Amidst hundreds of presentations and seminars on new developments in cancer research and treatment discovery at the annual meeting of the American Association for Cancer Research (AACR) in Washington, D.C. this week, FDA policies for speeding promising new therapies to patients garnered a good deal of attention. Richard Pazdur, director of FDA’s new Oncology Center of Excellence (OCE), was center stage, literally, commenting on broad R&D policy issues raised in a keynote speech on the promises and challenges of the Cancer Moonshot, particularly as it has lost its home in the White House.

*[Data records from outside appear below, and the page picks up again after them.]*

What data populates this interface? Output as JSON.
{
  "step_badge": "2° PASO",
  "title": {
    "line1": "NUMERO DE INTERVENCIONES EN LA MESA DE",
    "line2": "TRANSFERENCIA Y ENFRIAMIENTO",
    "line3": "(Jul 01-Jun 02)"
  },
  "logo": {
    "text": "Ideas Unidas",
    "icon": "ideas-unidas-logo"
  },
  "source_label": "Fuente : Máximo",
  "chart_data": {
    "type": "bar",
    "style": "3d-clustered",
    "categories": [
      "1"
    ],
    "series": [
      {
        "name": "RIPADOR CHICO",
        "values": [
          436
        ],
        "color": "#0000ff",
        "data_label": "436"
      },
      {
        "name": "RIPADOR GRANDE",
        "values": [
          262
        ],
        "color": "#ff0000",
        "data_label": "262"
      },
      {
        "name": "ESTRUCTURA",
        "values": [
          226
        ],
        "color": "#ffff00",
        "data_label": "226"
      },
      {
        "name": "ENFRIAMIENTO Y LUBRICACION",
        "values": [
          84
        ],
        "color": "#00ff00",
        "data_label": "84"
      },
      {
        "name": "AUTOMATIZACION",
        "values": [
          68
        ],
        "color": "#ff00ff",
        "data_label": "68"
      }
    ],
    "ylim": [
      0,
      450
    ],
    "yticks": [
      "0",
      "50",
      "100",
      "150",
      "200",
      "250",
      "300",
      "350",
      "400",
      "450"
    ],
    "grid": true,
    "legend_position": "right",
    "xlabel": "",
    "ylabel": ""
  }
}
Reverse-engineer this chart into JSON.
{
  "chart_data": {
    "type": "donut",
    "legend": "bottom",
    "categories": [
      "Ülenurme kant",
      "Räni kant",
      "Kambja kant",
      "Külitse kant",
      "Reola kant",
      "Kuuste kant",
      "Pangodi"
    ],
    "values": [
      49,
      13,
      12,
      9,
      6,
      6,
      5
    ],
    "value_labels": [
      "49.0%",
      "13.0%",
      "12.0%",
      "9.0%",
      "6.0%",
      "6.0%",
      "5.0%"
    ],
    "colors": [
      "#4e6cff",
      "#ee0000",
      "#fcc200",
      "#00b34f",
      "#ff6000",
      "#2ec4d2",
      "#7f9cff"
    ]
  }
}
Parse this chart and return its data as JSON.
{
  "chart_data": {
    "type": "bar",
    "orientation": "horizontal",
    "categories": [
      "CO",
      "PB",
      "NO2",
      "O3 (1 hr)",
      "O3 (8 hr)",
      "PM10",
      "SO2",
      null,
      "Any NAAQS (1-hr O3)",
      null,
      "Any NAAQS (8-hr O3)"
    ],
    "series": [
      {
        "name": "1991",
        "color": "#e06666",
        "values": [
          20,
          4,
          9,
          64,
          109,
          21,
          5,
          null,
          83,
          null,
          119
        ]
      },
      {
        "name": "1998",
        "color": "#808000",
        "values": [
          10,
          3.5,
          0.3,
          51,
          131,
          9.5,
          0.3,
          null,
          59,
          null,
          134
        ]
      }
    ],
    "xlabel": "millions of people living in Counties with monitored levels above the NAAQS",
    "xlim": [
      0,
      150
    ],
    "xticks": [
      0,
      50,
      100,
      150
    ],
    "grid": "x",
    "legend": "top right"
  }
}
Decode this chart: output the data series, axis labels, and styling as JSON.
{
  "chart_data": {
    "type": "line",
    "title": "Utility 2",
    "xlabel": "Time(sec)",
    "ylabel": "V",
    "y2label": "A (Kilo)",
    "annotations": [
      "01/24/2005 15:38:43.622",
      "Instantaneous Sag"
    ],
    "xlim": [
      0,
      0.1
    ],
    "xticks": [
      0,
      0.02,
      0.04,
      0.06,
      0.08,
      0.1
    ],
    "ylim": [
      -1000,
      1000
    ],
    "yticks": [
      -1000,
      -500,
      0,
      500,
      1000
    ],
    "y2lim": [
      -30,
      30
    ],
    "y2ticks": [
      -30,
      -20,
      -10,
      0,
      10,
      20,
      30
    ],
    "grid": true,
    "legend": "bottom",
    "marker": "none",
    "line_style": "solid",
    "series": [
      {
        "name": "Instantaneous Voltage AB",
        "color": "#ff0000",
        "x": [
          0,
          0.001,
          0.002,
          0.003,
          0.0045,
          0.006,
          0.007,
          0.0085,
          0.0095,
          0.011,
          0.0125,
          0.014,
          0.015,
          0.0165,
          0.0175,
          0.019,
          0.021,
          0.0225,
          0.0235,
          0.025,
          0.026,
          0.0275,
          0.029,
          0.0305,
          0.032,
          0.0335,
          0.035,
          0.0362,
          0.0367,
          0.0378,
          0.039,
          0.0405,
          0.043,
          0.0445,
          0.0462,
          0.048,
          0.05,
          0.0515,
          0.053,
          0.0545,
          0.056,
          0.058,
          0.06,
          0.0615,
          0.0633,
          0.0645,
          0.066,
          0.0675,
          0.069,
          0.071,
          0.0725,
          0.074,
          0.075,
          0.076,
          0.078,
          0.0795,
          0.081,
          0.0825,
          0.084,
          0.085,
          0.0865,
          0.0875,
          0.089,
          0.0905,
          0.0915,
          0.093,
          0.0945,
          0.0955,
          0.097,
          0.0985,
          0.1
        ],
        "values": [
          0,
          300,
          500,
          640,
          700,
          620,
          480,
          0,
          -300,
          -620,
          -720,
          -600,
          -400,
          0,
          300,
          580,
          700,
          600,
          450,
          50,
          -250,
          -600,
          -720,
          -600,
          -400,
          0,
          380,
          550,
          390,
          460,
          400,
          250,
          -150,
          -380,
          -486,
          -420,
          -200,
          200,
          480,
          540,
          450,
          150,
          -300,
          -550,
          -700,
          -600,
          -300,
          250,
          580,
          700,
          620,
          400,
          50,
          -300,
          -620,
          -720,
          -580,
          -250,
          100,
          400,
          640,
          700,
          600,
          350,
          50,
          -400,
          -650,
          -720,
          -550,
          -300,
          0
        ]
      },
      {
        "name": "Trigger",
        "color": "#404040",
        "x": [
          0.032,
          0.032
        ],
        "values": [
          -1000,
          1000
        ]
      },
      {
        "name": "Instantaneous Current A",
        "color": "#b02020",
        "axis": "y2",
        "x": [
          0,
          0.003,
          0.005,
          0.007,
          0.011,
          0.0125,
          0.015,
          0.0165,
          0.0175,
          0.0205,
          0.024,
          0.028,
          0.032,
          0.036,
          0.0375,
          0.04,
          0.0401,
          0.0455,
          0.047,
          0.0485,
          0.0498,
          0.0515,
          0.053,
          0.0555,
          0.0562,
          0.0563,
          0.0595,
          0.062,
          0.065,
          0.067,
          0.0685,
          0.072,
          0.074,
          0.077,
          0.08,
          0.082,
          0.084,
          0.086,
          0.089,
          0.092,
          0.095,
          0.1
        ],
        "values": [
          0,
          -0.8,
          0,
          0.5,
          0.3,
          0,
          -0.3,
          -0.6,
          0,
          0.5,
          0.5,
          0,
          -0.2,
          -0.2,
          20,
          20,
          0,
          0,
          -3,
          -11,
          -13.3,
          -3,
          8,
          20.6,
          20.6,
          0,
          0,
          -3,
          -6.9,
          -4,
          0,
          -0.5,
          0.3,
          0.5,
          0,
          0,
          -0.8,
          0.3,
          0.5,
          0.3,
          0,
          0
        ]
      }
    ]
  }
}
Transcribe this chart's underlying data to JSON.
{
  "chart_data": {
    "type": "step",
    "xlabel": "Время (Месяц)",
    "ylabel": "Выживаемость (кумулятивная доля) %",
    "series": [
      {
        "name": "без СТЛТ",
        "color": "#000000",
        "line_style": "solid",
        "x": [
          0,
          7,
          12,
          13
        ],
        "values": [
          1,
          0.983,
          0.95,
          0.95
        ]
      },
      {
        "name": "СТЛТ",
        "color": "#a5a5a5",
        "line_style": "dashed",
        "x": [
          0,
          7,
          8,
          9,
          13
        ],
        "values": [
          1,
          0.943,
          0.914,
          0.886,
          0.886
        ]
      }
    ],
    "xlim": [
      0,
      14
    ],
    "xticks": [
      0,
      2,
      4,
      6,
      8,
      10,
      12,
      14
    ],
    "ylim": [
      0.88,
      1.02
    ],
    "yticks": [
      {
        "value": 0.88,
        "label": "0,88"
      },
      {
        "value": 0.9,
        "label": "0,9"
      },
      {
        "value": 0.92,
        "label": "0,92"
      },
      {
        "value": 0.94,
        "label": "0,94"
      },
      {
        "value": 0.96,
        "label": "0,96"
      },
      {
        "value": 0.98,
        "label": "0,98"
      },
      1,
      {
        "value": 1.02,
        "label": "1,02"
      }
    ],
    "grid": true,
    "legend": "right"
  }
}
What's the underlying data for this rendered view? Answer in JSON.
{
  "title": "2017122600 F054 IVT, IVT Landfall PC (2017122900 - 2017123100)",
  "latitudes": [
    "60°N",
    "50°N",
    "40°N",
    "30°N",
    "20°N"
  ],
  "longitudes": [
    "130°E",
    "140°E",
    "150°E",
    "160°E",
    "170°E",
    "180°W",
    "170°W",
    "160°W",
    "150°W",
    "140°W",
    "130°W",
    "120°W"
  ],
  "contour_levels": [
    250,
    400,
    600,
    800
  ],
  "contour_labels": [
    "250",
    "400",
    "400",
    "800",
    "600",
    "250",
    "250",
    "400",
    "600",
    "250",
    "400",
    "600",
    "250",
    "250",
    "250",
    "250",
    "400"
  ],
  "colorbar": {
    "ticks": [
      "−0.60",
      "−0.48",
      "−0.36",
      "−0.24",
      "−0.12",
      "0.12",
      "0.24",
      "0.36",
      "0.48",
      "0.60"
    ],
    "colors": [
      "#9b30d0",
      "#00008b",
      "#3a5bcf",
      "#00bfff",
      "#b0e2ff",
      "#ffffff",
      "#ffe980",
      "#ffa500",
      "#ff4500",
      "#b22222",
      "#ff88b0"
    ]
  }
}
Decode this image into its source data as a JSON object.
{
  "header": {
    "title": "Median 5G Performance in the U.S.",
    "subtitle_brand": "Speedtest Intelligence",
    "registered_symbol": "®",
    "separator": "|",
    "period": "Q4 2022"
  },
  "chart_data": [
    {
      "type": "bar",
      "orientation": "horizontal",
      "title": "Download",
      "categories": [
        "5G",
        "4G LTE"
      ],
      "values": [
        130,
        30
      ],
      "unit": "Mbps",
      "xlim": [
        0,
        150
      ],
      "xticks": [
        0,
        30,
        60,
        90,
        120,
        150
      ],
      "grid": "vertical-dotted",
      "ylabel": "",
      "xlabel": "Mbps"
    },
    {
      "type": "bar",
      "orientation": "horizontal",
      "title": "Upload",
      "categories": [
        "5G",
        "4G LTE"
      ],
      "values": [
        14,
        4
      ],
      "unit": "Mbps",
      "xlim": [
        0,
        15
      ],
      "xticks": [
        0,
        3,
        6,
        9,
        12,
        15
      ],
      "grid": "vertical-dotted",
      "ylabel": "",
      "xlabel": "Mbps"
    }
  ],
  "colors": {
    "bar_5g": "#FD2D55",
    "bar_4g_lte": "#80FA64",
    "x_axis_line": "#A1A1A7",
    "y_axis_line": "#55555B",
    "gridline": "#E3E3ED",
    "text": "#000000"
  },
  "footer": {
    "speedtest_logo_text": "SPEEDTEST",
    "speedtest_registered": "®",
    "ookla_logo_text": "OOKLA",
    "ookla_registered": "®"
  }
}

Pazdur explained that OCE is looking for ways to improve how clinical trials are conducted, possibly by merging phases 1, 2 or 3, and by examining whether clinical trial eligibility criteria can better reflect real world situations. Greater disclosure of key information before drugs are approved is under examination as FDA strives not just to approve more drugs, but to ensure that effective therapies get to patients.
A unique session billed unofficially as “Pazdur’s revenge” gave the FDA official an opportunity to question leading science and business reporters on how they write about cancer research and drug development. Twenty years ago, he noted, the pharmaceutical industry had little interest in research involving cancer therapies, which were associated with high toxicity and limited gain in extended life. Now 40% of new breakthrough therapies are cancer treatments, Pazdur noted, a development that the media panel attributed to important scientific discoveries, plus a favorable regulatory environment at FDA.
Pazdur raised the issue of whether FDA is approving too many or too few breakthrough drugs, and the media commenters said that the designation may be handed out too often. But they agreed with Pazdur that the breakthrough program is most helpful in streamlining the regulatory process. The FDA official observed that the real value of the breakthrough program is not speeding a specific drug to market, but in bringing about a “cultural change” at FDA. The program encourages agency reviewers and industry sponsors to communicate more closely, particularly in planning timelines for review, he said, adding that if reviewers have a question, now they will just go call the sponsor, and not wait for the next scheduled meeting.
Another factor spurring more industry investment in cancer research is a predictable economic situation, the panel agreed. Drug prices are the “big gorilla” in the room, commented Adam Feuerstein, who writes TheStreet.com blog on the biopharmaceutical industry. Five years ago or so, no one talked about drug pricing, but now every story addresses that issue. Matt Herper of Forbes magazine noted that the free market hasn’t worked to restrain drug prices, leaving patients bearing too much of the costs. Laurie McGinley of the Washington Post pointed out that more combination and triple therapies, with $150,000 price tags multiplied by three, would be unaffordable for everyone.
Noting that industry is focusing more on promoting drug value, Meg Tirrell, a reporter for CNBC, questioned whether “value” has any meaning these days, while Feuerstein agreed that it’s hard to put a number on drug value.